I bought The Private Lives of Pippa Lee back in May, intrigued by the pretty cover and the promise of reading about a “thoroughly modern heroine”. Not long later the book was listed as part of Richard and Judy’s Summer Read and suddenly I went off the whole idea. I know, I know, sometimes I can be a complete book snob.
I then discovered that the book had been optioned and the author, who is better known as an actress and film director, was going to be directing it. Hmmm, did this mean I’d paid good money to read a screen play rather than a fully worked up piece of literature?
Things were not boding well. Still, needs must. And so on Sunday evening I cracked open the pristine cover of my large format paperback and began to read… with an open mind.
The story is about a woman, Pippa, who marries a successful book publisher 30 years her senior. The pair, who have a set of adult twins, have just moved to a retirement village so that they no longer have to worry about the upkeep of their Manhattan apartment and their Long Island beach house. But the move unsettles 50-year-old Pippa, who begins to realise her husband’s life is drawing to a close and that it won’t be long before she is left all alone.
Her well-ordered life is further shaken when she discovers that ‘intruders’ are continually making a mess of her kitchen — peanut butter spread on slices of chocolate cake one morning, eggs everywhere the next — while they sleep. I know, it’s not exactly Gorky Park, is it?
But I was intrigued enough to keep reading to see how the story would unfold. However, by page 30, I was bored witless by the dull prose, one-dimensional characters and the choppy dialogue. This example is fairly typical:
Pippa came to a bedroom door. They were in there. She could hear them. She knocked tentatively. The voices went silent.
‘Dot?’ she said.
‘Who is it?’ It was a man’s voice.
‘It’s Pippa Lee… I was looking for Dot.’
I mean, could I take another 200 pages of this clunky, go-nowhere prose? I very seriously considered giving up on the book completely. In fact, I wanted to throw it against the wall in anger and frustration. But a little voice in my head kept telling me it might just get better…
And you know what? It did.
Part two is written in the first person (as opposed to the third-person narrative of the opening section) and suddenly the reader gets to find out what it is really like being Pippa Lee. She takes you right back to her haphazard life as a 16-year-old and the traumatic, strained relationship she shared with her overbearing, too clingy, drug-dependent mother. We find out about her illicit affair with a school teacher (although the details are perhaps a little too sketchy) and her new exotic life living in New York with her lesbian aunt.

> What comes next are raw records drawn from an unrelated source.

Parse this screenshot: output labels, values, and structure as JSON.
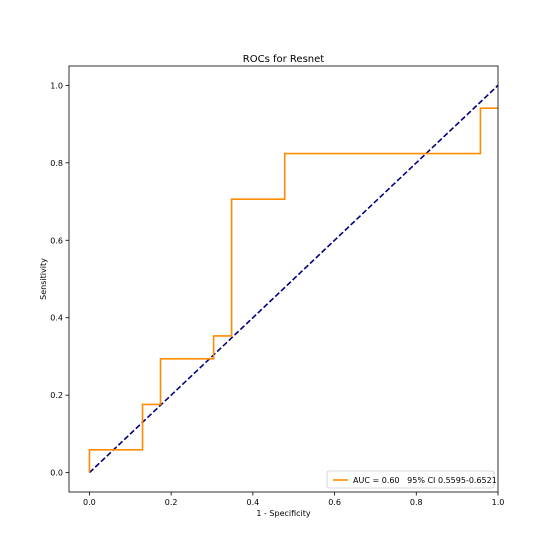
{
  "chart_data": {
    "type": "line",
    "title": "ROCs for Resnet",
    "xlabel": "1 - Specificity",
    "ylabel": "Sensitivity",
    "xlim": [
      -0.05,
      1.0
    ],
    "ylim": [
      -0.05,
      1.05
    ],
    "x_ticks": [
      0.0,
      0.2,
      0.4,
      0.6,
      0.8,
      1.0
    ],
    "x_tick_labels": [
      "0.0",
      "0.2",
      "0.4",
      "0.6",
      "0.8",
      "1.0"
    ],
    "y_ticks": [
      0.0,
      0.2,
      0.4,
      0.6,
      0.8,
      1.0
    ],
    "y_tick_labels": [
      "0.0",
      "0.2",
      "0.4",
      "0.6",
      "0.8",
      "1.0"
    ],
    "grid": false,
    "legend_position": "bottom-right",
    "series": [
      {
        "name": "AUC = 0.60   95% CI 0.5595-0.6521",
        "color": "#ff8c00",
        "style": "solid",
        "x": [
          0.0,
          0.0,
          0.13,
          0.13,
          0.174,
          0.174,
          0.304,
          0.304,
          0.348,
          0.348,
          0.478,
          0.478,
          0.957,
          0.957,
          1.0
        ],
        "y": [
          0.0,
          0.059,
          0.059,
          0.176,
          0.176,
          0.294,
          0.294,
          0.353,
          0.353,
          0.706,
          0.706,
          0.824,
          0.824,
          0.941,
          0.941
        ]
      },
      {
        "color": "#000080",
        "style": "dashed",
        "x": [
          0.0,
          1.0
        ],
        "y": [
          0.0,
          1.0
        ]
      }
    ]
  }
}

Slowly but surely, and in a style reminiscent of MJ Hyland’s wonderful How the Light Gets In, Miller builds up a portrait of a slightly disturbed young woman trying to find her way in the world. Her wild, on-the-edge lifestyle as a twenty-something is in stark contrast to the strait-laced, domestic life she leads now, and I wanted to keep reading to find out how the two would reconcile with each other.
Of course, when Miller returns to the third-person narrative in part 3 some of the momentum is lost, but I felt that the narrative was much stronger now that I knew some of Pippa’s secret past.
As a whole though, I’m not sure Pippa’s private life is actually that private or that much different from a large majority of the population who have experimented with drugs and sex in their youth. Perhaps this book is merely about one woman coming to terms with the prospect of growing older, learning from her mistakes and trying to make the best of her present circumstances.
This isn’t a novel that will rock your world, literary or otherwise, but I’m sure it will make a damn fine movie. And it’s also proof-positive that sometimes it’s worth persevering with a book even when you’re convinced it’s not worth the effort.